Pick the platform your contractors would choose if they had the vote. If they are happy, they stay. If they stay, you stop burning money on recruitment.

  • Callum Gracie, Founder, Gia AI

The pattern across every response is consistent. Experienced freelancers prioritize payment reliability over payment speed. A fast payment that arrives unpredictably causes more damage than a slower payment that arrives on schedule every time. Companies that pay freelance contractors on a predictable schedule retain better talent.

The Best Way to Pay Freelance Contractors Is the Boring Way

The highest-performing cross-border payment setups share one characteristic. They make the process to pay freelance contractors invisible. Money goes out, money arrives, nobody has to think about it.

Based on the research and the insights from these industry leaders, the evaluation framework for any business that needs to pay freelance contractors is clear.

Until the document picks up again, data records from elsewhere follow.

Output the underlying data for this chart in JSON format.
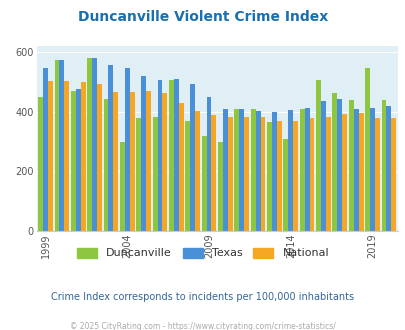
{
  "title": "Duncanville Violent Crime Index",
  "title_color": "#1a6faf",
  "years": [
    1999,
    2000,
    2001,
    2002,
    2003,
    2004,
    2005,
    2006,
    2007,
    2008,
    2009,
    2010,
    2011,
    2012,
    2013,
    2014,
    2015,
    2016,
    2017,
    2018,
    2019,
    2020
  ],
  "duncanville": [
    448,
    573,
    470,
    580,
    443,
    300,
    378,
    383,
    505,
    368,
    318,
    298,
    408,
    408,
    365,
    308,
    410,
    505,
    464,
    440,
    548,
    438
  ],
  "texas": [
    548,
    575,
    475,
    582,
    557,
    548,
    520,
    508,
    510,
    494,
    450,
    410,
    408,
    402,
    400,
    405,
    413,
    435,
    443,
    408,
    413,
    418
  ],
  "national": [
    504,
    504,
    500,
    493,
    468,
    465,
    470,
    462,
    430,
    404,
    388,
    383,
    382,
    382,
    368,
    370,
    378,
    383,
    394,
    395,
    379,
    379
  ],
  "ylim": [
    0,
    620
  ],
  "yticks": [
    0,
    200,
    400,
    600
  ],
  "tick_years": [
    1999,
    2004,
    2009,
    2014,
    2019
  ],
  "duncanville_color": "#8dc63f",
  "texas_color": "#4a90d9",
  "national_color": "#f5a623",
  "bg_color": "#e0eff5",
  "subtitle": "Crime Index corresponds to incidents per 100,000 inhabitants",
  "footer": "© 2025 CityRating.com - https://www.cityrating.com/crime-statistics/",
  "footer_color": "#aaaaaa",
  "subtitle_color": "#336699",
  "title_fontsize": 10,
  "subtitle_fontsize": 7,
  "footer_fontsize": 5.5,
  "tick_fontsize": 7
}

Start with fee transparency, because if you cannot see exactly what you are paying and what your contractor is receiving, you are losing money. Layer in compliance automation appropriate to your contractor jurisdictions, because the regulatory landscape is only getting stricter. Then optimise for the freelancer experience, because the best talent will quietly walk away from confusing or unreliable payment processes long before they send you a complaint.

The single most counterintuitive finding across the data is this: the cheapest platform to pay freelance contractors is rarely the most cost-effective. A $49 per month subscription that automates compliance and uses mid-market exchange rates costs far less than a free bank wire that hides 3 to 5% in currency conversion and exposes the business to six-figure misclassification penalties.

The right platform to pay freelance contractors should feel boring. And boring, it turns out, is worth paying for.